Photo Courtesy: The Yorck Project/DIRECTMEDIA Publishing GmbH via Wikipedia

About researchers agree that Shakespeare based his famous tragedy on a play by Thomas Kyd, known every bit Ur-Hamlet. Of course, as fate would take information technology, no copy of Ur-Hamlet exists. All we really know is that it was performed in London, meaning Shakespeare was (more than likely) in the know about information technology.

This OG-Hamlet was too a tragedy that contained a line shouted by a ghost. That line? "Hamlet, revenge!" Very "brevity is the soul of summary," if y'all enquire us.

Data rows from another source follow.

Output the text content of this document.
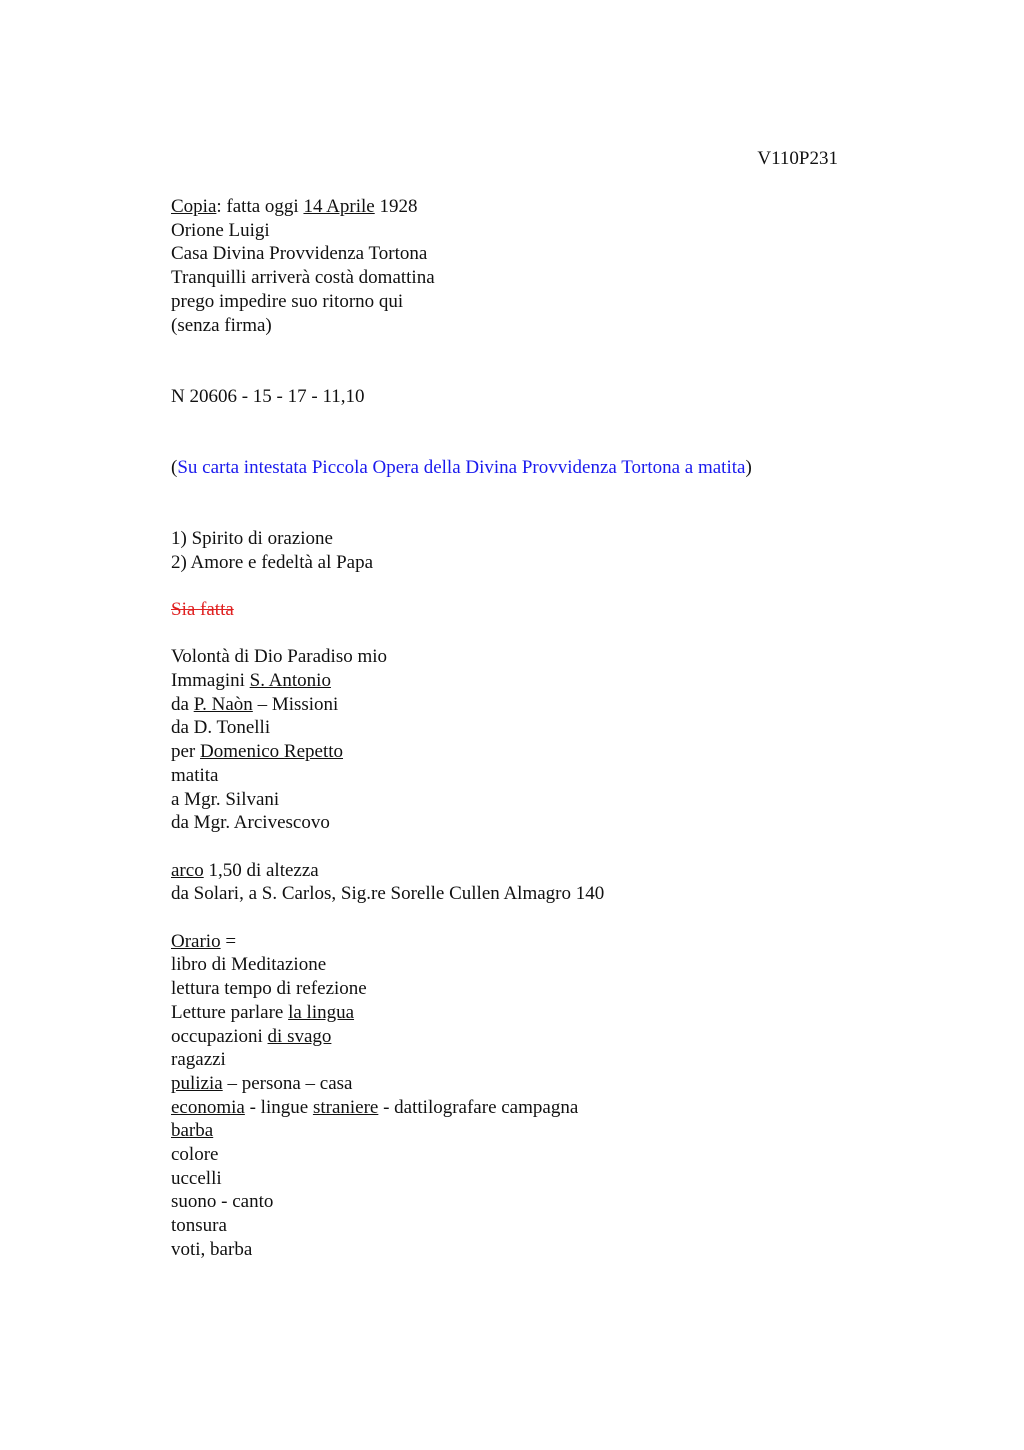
V110P231
Copia: fatta oggi 14 Aprile 1928
Orione Luigi
Casa Divina Provvidenza Tortona
Tranquilli arriverà costà domattina
prego impedire suo ritorno qui
(senza firma)
N 20606 - 15 - 17 - 11,10
(Su carta intestata Piccola Opera della Divina Provvidenza Tortona a matita)
1) Spirito di orazione
2) Amore e fedeltà al Papa
Sia fatta
Volontà di Dio Paradiso mio
Immagini S. Antonio
da P. Naòn – Missioni
da D. Tonelli
per Domenico Repetto
matita
a Mgr. Silvani
da Mgr. Arcivescovo
arco 1,50 di altezza
da Solari, a S. Carlos, Sig.re Sorelle Cullen Almagro 140
Orario =
libro di Meditazione
lettura tempo di refezione
Letture parlare la lingua
occupazioni di svago
ragazzi
pulizia – persona – casa
economia - lingue straniere - dattilografare campagna
barba
colore
uccelli
suono - canto
tonsura
voti, barba
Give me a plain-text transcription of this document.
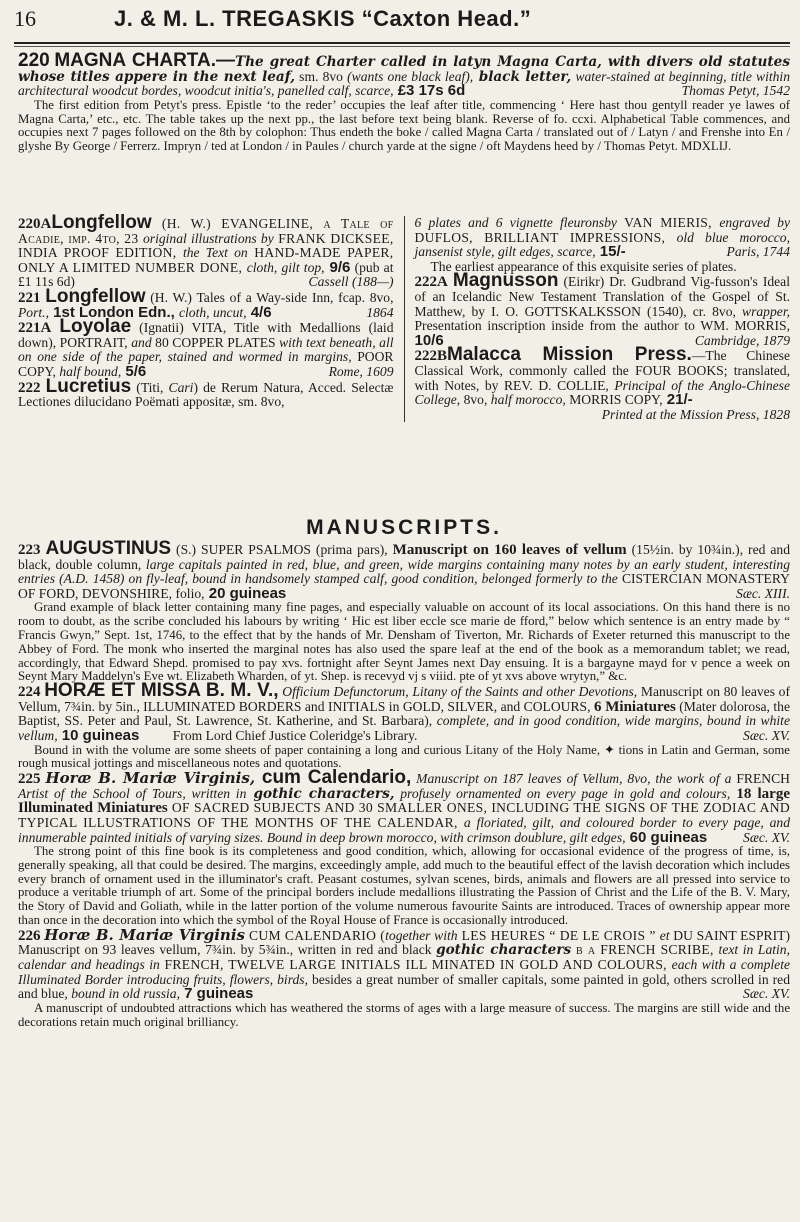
16	J. & M. L. TREGASKIS “Caxton Head.”

220 MAGNA CHARTA.—The great Charter called in latyn Magna Carta, with divers old statutes whose titles appere in the next leaf, sm. 8vo (wants one black leaf), black letter, water-stained at beginning, title within architectural woodcut bordes, woodcut initia's, panelled calf, scarce, £3 17s 6d	Thomas Petyt, 1542

The first edition from Petyt's press. Epistle ‘to the reder’ occupies the leaf after title, commencing ‘ Here hast thou gentyll reader ye lawes of Magna Carta,’ etc., etc. The table takes up the next pp., the last before text being blank. Reverse of fo. ccxi. Alphabetical Table commences, and occupies next 7 pages followed on the 8th by colophon: Thus endeth the boke / called Magna Carta / translated out of / Latyn / and Frenshe into En / glyshe By George / Ferrerz. Impryn / ted at London / in Paules / church yarde at the signe / oft Maydens heed by / Thomas Petyt. MDXLIJ.

220ALongfellow (H. W.) EVANGELINE, a Tale of Acadie, imp. 4to, 23 original illustrations by FRANK DICKSEE, INDIA PROOF EDITION, the Text on HAND-MADE PAPER, ONLY A LIMITED NUMBER DONE, cloth, gilt top, 9/6 (pub at £1 11s 6d)	Cassell (188—)

221 Longfellow (H. W.) Tales of a Way-side Inn, fcap. 8vo, Port., 1st London Edn., cloth, uncut, 4/6	1864

221A Loyolae (Ignatii) VITA, Title with Medallions (laid down), PORTRAIT, and 80 COPPER PLATES with text beneath, all on one side of the paper, stained and wormed in margins, POOR COPY, half bound, 5/6	Rome, 1609

222 Lucretius (Titi, Cari) de Rerum Natura, Acced. Selectæ Lectiones dilucidano Poëmati appositæ, sm. 8vo,

6 plates and 6 vignette fleuronsby VAN MIERIS, engraved by DUFLOS, BRILLIANT IMPRESSIONS, old blue morocco, jansenist style, gilt edges, scarce, 15/-	Paris, 1744

The earliest appearance of this exquisite series of plates.

222A Magnusson (Eirikr) Dr. Gudbrand Vig-fusson's Ideal of an Icelandic New Testament Translation of the Gospel of St. Matthew, by I. O. GOTTSKALKSSON (1540), cr. 8vo, wrapper, Presentation inscription inside from the author to WM. MORRIS, 10/6	Cambridge, 1879

222BMalacca Mission Press.—The Chinese Classical Work, commonly called the FOUR BOOKS; translated, with Notes, by REV. D. COLLIE, Principal of the Anglo-Chinese College, 8vo, half morocco, MORRIS COPY, 21/-
Printed at the Mission Press, 1828

MANUSCRIPTS.

223 AUGUSTINUS (S.) SUPER PSALMOS (prima pars), Manuscript on 160 leaves of vellum (15½in. by 10¾in.), red and black, double column, large capitals painted in red, blue, and green, wide margins containing many notes by an early student, interesting entries (A.D. 1458) on fly-leaf, bound in handsomely stamped calf, good condition, belonged formerly to the CISTERCIAN MONASTERY OF FORD, DEVONSHIRE, folio, 20 guineas	Sæc. XIII.

Grand example of black letter containing many fine pages, and especially valuable on account of its local associations. On this hand there is no room to doubt, as the scribe concluded his labours by writing ‘ Hic est liber eccle sce marie de fford,” below which sentence is an entry made by “ Francis Gwyn,” Sept. 1st, 1746, to the effect that by the hands of Mr. Densham of Tiverton, Mr. Richards of Exeter returned this manuscript to the Abbey of Ford. The monk who inserted the marginal notes has also used the spare leaf at the end of the book as a memorandum tablet; we read, accordingly, that Edward Shepd. promised to pay xvs. fortnight after Seynt James next Day ensuing. It is a bargayne mayd for v pence a week on Seynt Mary Maddelyn's Eve wt. Elizabeth Wharden, of yt. Shep. is recevyd vj s viiid. pte of yt xvs above wrytyn,” &c.

224 HORÆ ET MISSA B. M. V., Officium Defunctorum, Litany of the Saints and other Devotions, Manuscript on 80 leaves of Vellum, 7¾in. by 5in., ILLUMINATED BORDERS and INITIALS in GOLD, SILVER, and COLOURS, 6 Miniatures (Mater dolorosa, the Baptist, SS. Peter and Paul, St. Lawrence, St. Katherine, and St. Barbara), complete, and in good condition, wide margins, bound in white vellum, 10 guineas From Lord Chief Justice Coleridge's Library.	Sæc. XV.

Bound in with the volume are some sheets of paper containing a long and curious Litany of the Holy Name, ✦ tions in Latin and German, some rough musical jottings and miscellaneous notes and quotations.

225 Horæ B. Mariæ Virginis, cum Calendario, Manuscript on 187 leaves of Vellum, 8vo, the work of a FRENCH Artist of the School of Tours, written in gothic characters, profusely ornamented on every page in gold and colours, 18 large Illuminated Miniatures OF SACRED SUBJECTS AND 30 SMALLER ONES, INCLUDING THE SIGNS OF THE ZODIAC AND TYPICAL ILLUSTRATIONS OF THE MONTHS OF THE CALENDAR, a floriated, gilt, and coloured border to every page, and innumerable painted initials of varying sizes. Bound in deep brown morocco, with crimson doublure, gilt edges, 60 guineas	Sæc. XV.

The strong point of this fine book is its completeness and good condition, which, allowing for occasional evidence of the progress of time, is, generally speaking, all that could be desired. The margins, exceedingly ample, add much to the beautiful effect of the lavish decoration which includes every branch of ornament used in the illuminator's craft. Peasant costumes, sylvan scenes, birds, animals and flowers are all pressed into service to produce a veritable triumph of art. Some of the principal borders include medallions illustrating the Passion of Christ and the Life of the B. V. Mary, the Story of David and Goliath, while in the latter portion of the volume numerous favourite Saints are introduced. Traces of ownership appear more than once in the decoration into which the symbol of the Royal House of France is occasionally introduced.

226 Horæ B. Mariæ Virginis CUM CALENDARIO (together with LES HEURES “ DE LE CROIS ” et DU SAINT ESPRIT) Manuscript on 93 leaves vellum, 7¾in. by 5¾in., written in red and black gothic characters b a FRENCH SCRIBE, text in Latin, calendar and headings in FRENCH, TWELVE LARGE INITIALS ILL MINATED IN GOLD AND COLOURS, each with a complete Illuminated Border introducing fruits, flowers, birds, besides a great number of smaller capitals, some painted in gold, others scrolled in red and blue, bound in old russia, 7 guineas	Sæc. XV.

A manuscript of undoubted attractions which has weathered the storms of ages with a large measure of success. The margins are still wide and the decorations retain much original brilliancy.
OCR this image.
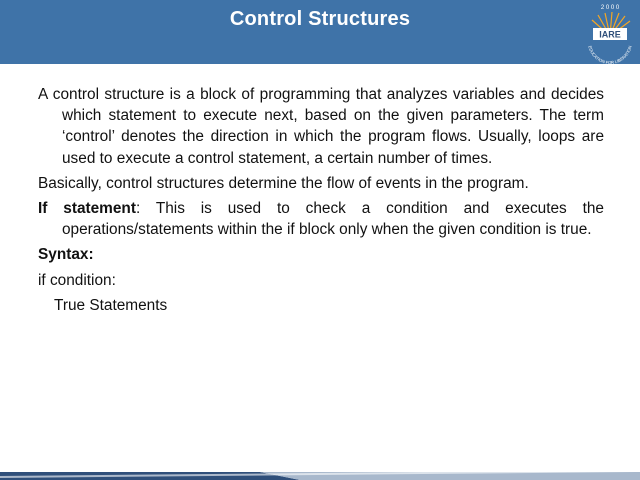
Control Structures
IARE
2 0 0 0
EDUCATION FOR LIBERATION
A control structure is a block of programming that analyzes variables and decides which statement to execute next, based on the given parameters. The term ‘control’ denotes the direction in which the program flows. Usually, loops are used to execute a control statement, a certain number of times.
Basically, control structures determine the flow of events in the program.
If statement: This is used to check a condition and executes the operations/statements within the if block only when the given condition is true.
Syntax:
if condition:
True Statements
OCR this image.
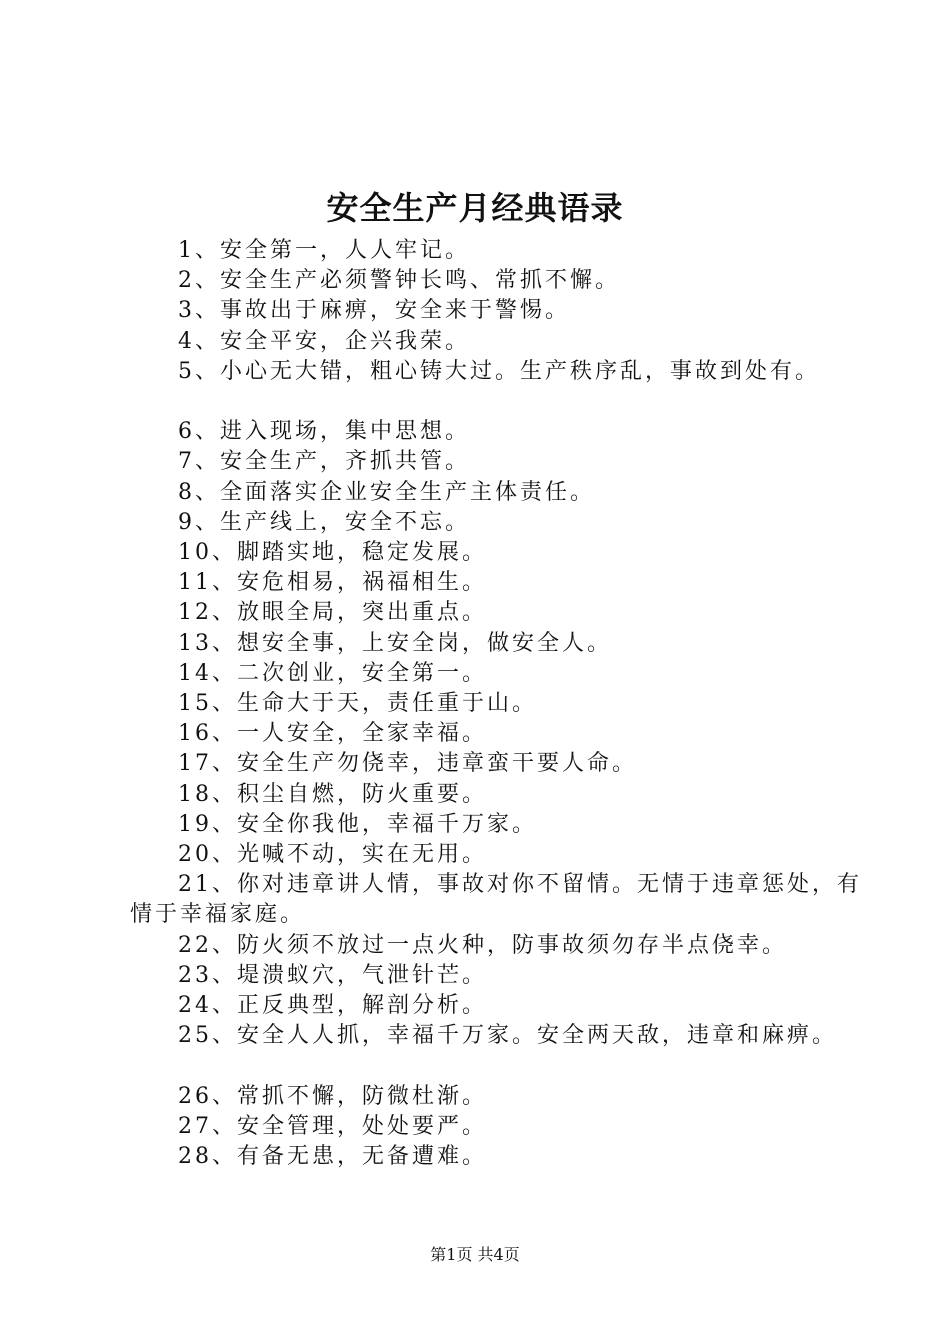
安全生产月经典语录
1、安全第一，人人牢记。
2、安全生产必须警钟长鸣、常抓不懈。
3、事故出于麻痹，安全来于警惕。
4、安全平安，企兴我荣。
5、小心无大错，粗心铸大过。生产秩序乱，事故到处有。
6、进入现场，集中思想。
7、安全生产，齐抓共管。
8、全面落实企业安全生产主体责任。
9、生产线上，安全不忘。
10、脚踏实地，稳定发展。
11、安危相易，祸福相生。
12、放眼全局，突出重点。
13、想安全事，上安全岗，做安全人。
14、二次创业，安全第一。
15、生命大于天，责任重于山。
16、一人安全，全家幸福。
17、安全生产勿侥幸，违章蛮干要人命。
18、积尘自燃，防火重要。
19、安全你我他，幸福千万家。
20、光喊不动，实在无用。
21、你对违章讲人情，事故对你不留情。无情于违章惩处，有情于幸福家庭。
22、防火须不放过一点火种，防事故须勿存半点侥幸。
23、堤溃蚁穴，气泄针芒。
24、正反典型，解剖分析。
25、安全人人抓，幸福千万家。安全两天敌，违章和麻痹。
26、常抓不懈，防微杜渐。
27、安全管理，处处要严。
28、有备无患，无备遭难。
第1页 共4页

Jack the Ripper'southward "From Hell" Letter

Jack the Ripper is London's about infamous—and unidentified—serial killer. He had a agonizing penchant for murdering sexual practice workers with anatomical percision, leading to his nickname. The "Jack the Ripper" title actually originated in a letter of the alphabet from someone challenge to be the serial killer, though it was afterwards deemed a hoax. The "From Hell" letter, nevertheless, is thought to be authentic.

Photo Courtesy: Records of Metropolitan Constabulary Service, National Archives/Wikipedia; Illustrated London News/Wikipedia

Why? When George Lusk, chairman of the Whitechapel Vigilance Committee, received the alphabetic character on Oct 15, 1888 it didn't come up with chocolates or flowers. Instead, it arrived with half a man kidney. For this reason, of the thousands of letters allegedly sent from Jack the Ripper to the police, "From Hell" was believed to be the real deal.

Decades after, fingerprints on the letter might've helped experts crack the case. But some poor tape-keeping procedures ruined that notion. The letter of the alphabet—and kidney—are lost, so don't expect the cast of Criminal Minds to solve this i anytime soon.